The State Department might be expected to put up some resistance to legislative meddling in its mission. "That was [its] initial reaction toward the anti-trafficking legislation that was passed in both houses. That was also the initial reaction of the international religious freedom legislation," says Lorne Craner, head of the International Republican Institute and former assistant secretary for democracy, human rights and labor in the Bush administration. The State Department eventually successfully adapted to the institutional changes mandated by both pieces of legislation, he notes. "And given the president's words and his actions, I think at this point [the act] will get a more sympathetic hearing from the ... leadership than the trafficking or religious freedom legislation did."

Although a bill promoting democracy with bipartisan support might seem to be noncontroversial, conservatives have traditionally expressed skepticism toward the strain of messianic unilateralism that runs through neoconservative thought. As Jeane Kirkpatrick wrote 15 years ago in "The National Interest," "It is not the American purpose to establish 'universal dominance' in the provocative formulation of Charles Krauthammer -- not even the universal dominance of democracy."

It's not only conservatives who find fault with the strategy of putting democracy above all other considerations. "The inevitable fact is that in some places it is necessary to weigh competing American interests against one another," argues Thomas Carothers, director of the Democracy and Rule of Law project at the Carnegie Endowment for International Peace. "And this bill seems to assume an 'all democracy all the time' approach to foreign policy without even seeming to acknowledge deeper tensions between a democracy goal and other economic and security goals."

It also fails to take into account pressing short-term issues such as North Korea's nuclear weapons and China's growing influence in the international arena, Carothers says. "This bill doesn't seem to acknowledge that conceiving of our relationship with China as a democracy mission is probably not going to happen and will not help integrate China into the international political and economic system in the next two to 10 years."

Phyllis Bennis, a fellow at the progressive Institute for Policy Studies, sees the bill as an effort to give what are seen as negative U.S. policies, particularly in the Middle East, a more positive spin. (Bush's nomination of longtime advisor Karen Hughes as undersecretary of state for public diplomacy is clearly another part of that effort.) The bill uses "the power of the U.S. military occupation and military presence in the region since 9/11 to declare that a new historical moment has arrived," she says. "The problem is that all the things the Bush administration wanted to fight against turned out to be lies -- Iraq's nukes, potential weapons of mass destruction, links with al-Qaida. You can always say that you're fighting for democracy because it is such an elusive concept."

Bennis adds that the Bush administration's "claiming credit for the move to democratization is very insulting to the peoples of these countries -- the Palestinians, the Egyptians, the Syrians, the Lebanese. These democratization attempts have been in place for the last 25 years at least, and have failed because of the efforts of the U.S. government."
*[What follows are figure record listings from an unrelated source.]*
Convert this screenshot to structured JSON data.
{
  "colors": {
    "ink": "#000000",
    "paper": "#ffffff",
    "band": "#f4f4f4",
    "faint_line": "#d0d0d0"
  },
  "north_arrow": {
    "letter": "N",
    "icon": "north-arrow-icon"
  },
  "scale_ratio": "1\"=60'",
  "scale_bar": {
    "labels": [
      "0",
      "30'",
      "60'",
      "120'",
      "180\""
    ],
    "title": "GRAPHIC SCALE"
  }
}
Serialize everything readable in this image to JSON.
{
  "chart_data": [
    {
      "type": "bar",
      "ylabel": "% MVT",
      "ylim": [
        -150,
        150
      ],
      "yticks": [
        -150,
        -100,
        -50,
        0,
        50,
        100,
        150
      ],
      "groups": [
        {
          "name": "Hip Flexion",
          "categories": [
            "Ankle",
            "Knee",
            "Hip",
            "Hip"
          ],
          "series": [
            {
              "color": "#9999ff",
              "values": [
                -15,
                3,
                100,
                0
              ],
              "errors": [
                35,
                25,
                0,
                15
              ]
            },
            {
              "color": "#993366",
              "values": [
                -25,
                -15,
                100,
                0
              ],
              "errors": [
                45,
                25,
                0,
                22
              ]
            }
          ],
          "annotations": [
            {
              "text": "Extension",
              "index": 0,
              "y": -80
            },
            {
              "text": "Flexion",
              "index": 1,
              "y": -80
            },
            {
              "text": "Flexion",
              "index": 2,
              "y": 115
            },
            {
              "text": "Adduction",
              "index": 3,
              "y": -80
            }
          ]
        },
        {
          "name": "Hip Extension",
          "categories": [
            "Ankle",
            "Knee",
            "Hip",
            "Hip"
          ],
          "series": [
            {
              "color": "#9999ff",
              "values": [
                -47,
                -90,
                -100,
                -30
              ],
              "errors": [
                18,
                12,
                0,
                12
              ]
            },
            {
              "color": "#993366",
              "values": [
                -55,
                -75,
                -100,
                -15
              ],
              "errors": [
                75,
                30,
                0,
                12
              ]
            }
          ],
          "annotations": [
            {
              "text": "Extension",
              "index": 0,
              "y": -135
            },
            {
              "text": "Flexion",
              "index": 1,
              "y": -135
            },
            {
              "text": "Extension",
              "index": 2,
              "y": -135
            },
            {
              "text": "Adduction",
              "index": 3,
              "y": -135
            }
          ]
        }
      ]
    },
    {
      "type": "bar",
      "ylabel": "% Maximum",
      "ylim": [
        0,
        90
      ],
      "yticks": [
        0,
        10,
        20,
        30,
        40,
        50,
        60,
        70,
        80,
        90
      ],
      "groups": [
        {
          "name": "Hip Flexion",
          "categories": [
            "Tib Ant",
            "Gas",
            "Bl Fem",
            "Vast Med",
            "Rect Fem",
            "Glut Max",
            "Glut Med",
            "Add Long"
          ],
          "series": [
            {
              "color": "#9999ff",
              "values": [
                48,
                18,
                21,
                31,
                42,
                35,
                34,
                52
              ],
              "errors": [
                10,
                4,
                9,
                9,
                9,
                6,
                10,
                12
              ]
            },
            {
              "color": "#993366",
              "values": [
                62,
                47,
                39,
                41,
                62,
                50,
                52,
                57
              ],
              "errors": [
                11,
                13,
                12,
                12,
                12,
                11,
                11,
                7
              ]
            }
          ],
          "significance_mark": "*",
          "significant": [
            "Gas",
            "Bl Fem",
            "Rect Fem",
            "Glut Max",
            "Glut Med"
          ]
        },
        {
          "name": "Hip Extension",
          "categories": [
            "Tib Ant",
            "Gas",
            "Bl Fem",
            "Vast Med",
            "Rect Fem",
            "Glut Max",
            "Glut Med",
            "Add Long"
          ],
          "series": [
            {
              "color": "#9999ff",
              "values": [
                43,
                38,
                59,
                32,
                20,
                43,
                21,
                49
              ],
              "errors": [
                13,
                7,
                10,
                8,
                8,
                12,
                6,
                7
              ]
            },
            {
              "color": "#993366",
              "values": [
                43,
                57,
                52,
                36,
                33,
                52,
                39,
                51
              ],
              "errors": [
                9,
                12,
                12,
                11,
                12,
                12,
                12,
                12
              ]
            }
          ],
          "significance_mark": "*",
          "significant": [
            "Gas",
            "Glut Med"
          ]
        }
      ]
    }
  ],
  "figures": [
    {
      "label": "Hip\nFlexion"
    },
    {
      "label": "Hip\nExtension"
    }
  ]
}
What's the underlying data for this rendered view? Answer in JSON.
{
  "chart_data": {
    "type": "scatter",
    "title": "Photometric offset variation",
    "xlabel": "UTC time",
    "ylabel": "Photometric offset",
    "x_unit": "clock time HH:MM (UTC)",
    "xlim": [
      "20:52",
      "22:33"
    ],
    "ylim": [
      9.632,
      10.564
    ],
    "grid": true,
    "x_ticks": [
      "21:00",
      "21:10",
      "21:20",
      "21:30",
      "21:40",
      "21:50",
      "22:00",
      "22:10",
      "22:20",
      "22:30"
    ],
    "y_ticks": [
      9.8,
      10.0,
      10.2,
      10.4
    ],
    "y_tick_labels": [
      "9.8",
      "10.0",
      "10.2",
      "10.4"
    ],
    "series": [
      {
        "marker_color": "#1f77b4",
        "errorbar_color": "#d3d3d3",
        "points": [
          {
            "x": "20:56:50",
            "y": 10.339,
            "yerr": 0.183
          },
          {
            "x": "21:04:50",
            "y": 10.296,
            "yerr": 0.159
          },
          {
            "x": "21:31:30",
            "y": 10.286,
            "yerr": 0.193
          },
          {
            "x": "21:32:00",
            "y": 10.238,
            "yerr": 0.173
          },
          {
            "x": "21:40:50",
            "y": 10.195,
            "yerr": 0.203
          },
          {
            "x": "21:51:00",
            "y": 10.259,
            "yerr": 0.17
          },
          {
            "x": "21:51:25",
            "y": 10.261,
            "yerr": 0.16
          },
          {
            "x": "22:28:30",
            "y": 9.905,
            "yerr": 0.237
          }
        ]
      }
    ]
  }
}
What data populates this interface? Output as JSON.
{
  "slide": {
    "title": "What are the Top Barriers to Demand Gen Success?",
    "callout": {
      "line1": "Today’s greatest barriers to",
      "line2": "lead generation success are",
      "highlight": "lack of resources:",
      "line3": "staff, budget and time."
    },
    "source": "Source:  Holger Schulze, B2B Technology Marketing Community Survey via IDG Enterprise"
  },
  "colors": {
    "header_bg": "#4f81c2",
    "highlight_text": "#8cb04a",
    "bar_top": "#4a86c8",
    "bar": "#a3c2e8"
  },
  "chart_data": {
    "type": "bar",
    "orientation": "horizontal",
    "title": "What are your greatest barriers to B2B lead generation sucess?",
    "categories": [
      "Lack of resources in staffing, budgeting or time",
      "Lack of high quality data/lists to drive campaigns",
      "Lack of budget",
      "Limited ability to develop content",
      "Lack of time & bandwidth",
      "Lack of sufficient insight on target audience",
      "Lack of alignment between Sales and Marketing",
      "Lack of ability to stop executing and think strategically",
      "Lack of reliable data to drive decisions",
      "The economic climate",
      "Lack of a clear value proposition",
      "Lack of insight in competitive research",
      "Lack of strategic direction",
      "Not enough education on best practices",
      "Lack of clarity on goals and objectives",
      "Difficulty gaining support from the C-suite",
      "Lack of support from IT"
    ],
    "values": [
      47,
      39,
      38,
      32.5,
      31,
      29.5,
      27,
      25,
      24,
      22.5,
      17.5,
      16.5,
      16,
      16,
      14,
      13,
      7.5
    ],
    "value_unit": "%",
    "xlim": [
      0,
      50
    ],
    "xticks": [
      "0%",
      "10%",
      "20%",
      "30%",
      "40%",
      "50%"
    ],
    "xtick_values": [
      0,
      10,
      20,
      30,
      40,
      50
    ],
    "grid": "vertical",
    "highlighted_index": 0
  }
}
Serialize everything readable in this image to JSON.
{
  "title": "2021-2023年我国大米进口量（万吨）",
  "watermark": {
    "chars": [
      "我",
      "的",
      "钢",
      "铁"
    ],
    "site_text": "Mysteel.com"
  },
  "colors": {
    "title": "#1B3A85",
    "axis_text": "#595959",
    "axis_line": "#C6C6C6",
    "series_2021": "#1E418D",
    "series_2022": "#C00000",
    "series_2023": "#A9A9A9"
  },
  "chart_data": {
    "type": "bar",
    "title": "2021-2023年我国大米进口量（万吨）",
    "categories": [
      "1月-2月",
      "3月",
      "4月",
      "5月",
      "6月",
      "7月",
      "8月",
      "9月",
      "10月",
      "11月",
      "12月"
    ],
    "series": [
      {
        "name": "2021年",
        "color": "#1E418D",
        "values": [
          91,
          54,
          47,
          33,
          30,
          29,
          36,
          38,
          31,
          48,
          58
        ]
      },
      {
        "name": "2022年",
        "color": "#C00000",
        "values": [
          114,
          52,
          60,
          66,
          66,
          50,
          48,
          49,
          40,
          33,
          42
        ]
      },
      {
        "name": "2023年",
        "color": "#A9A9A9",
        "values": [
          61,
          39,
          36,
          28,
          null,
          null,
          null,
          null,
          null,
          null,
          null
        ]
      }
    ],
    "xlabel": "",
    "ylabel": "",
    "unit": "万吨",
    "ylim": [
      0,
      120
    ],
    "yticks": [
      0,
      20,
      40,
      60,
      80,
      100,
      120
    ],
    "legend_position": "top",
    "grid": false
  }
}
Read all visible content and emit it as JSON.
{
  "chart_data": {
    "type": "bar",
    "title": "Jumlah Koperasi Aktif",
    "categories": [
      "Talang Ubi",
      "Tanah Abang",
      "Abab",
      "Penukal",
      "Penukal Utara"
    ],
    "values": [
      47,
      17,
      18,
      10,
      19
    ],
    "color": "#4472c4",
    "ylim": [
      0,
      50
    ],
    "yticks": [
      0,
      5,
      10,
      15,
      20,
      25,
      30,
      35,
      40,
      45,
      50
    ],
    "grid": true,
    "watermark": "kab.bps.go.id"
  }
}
The issue of U.S. hypocrisy also troubles former ambassador Palmer, a supporter of the bill. "Young Arabs see us as inconsistent, as promoting democracy but propping up the Saudi dictators. They feel that we're not credible." He believes that the ADVANCE Democracy Act will eliminate the double standards by which the U.S. government supports democracy some of the time, in some places.

Carnegie's Carothers, however, argues, "You cannot legislate the elimination of double standards in America's approach to democracy in the world, because those double standards are based on the fact that our interests don't always go together despite all the nice rhetoric in presidential speeches."

To overcome the bill's critics, Horowitz will again rely on the support of the evangelical community, which he considers to have been "the most powerful force in human rights in the last 20 years." That force was evident when the North Korea Human Rights Act seemed to be on the verge of failure last year. "I can tell you that senior officials of the Korean and Chinese embassies told me that the bill had zero chance of passing the gantlet in the Senate," Horowitz recalls. But then his coalition went into overdrive, putting pressure on Democratic leaders such as Tom Daschle, on whom the coalition threatened to unleash 300 Korean-American pastors if he didn't help remove obstacles to the bill's passage. Daschle capitulated, then lost in a close reelection race in November anyway.

If significant legislative resistance to the ADVANCE Democracy bill emerges, expect another wave of pressure from an alliance of evangelicals and neoconservatives. Having successfully shifted the debate on North Korea from security issues to human rights concerns, it is now attempting to sell a more ambitious program: the destabilization of more than 40 dictatorial regimes around the world. Whether the result is 20 years of increasing democracy (think Poland) or 20 years of devastating decline (think Russia) will depend not only on passage of the democracy act but also on the way that events affecting America's economy and national security -- which aren't always in our control -- play out on the world stage.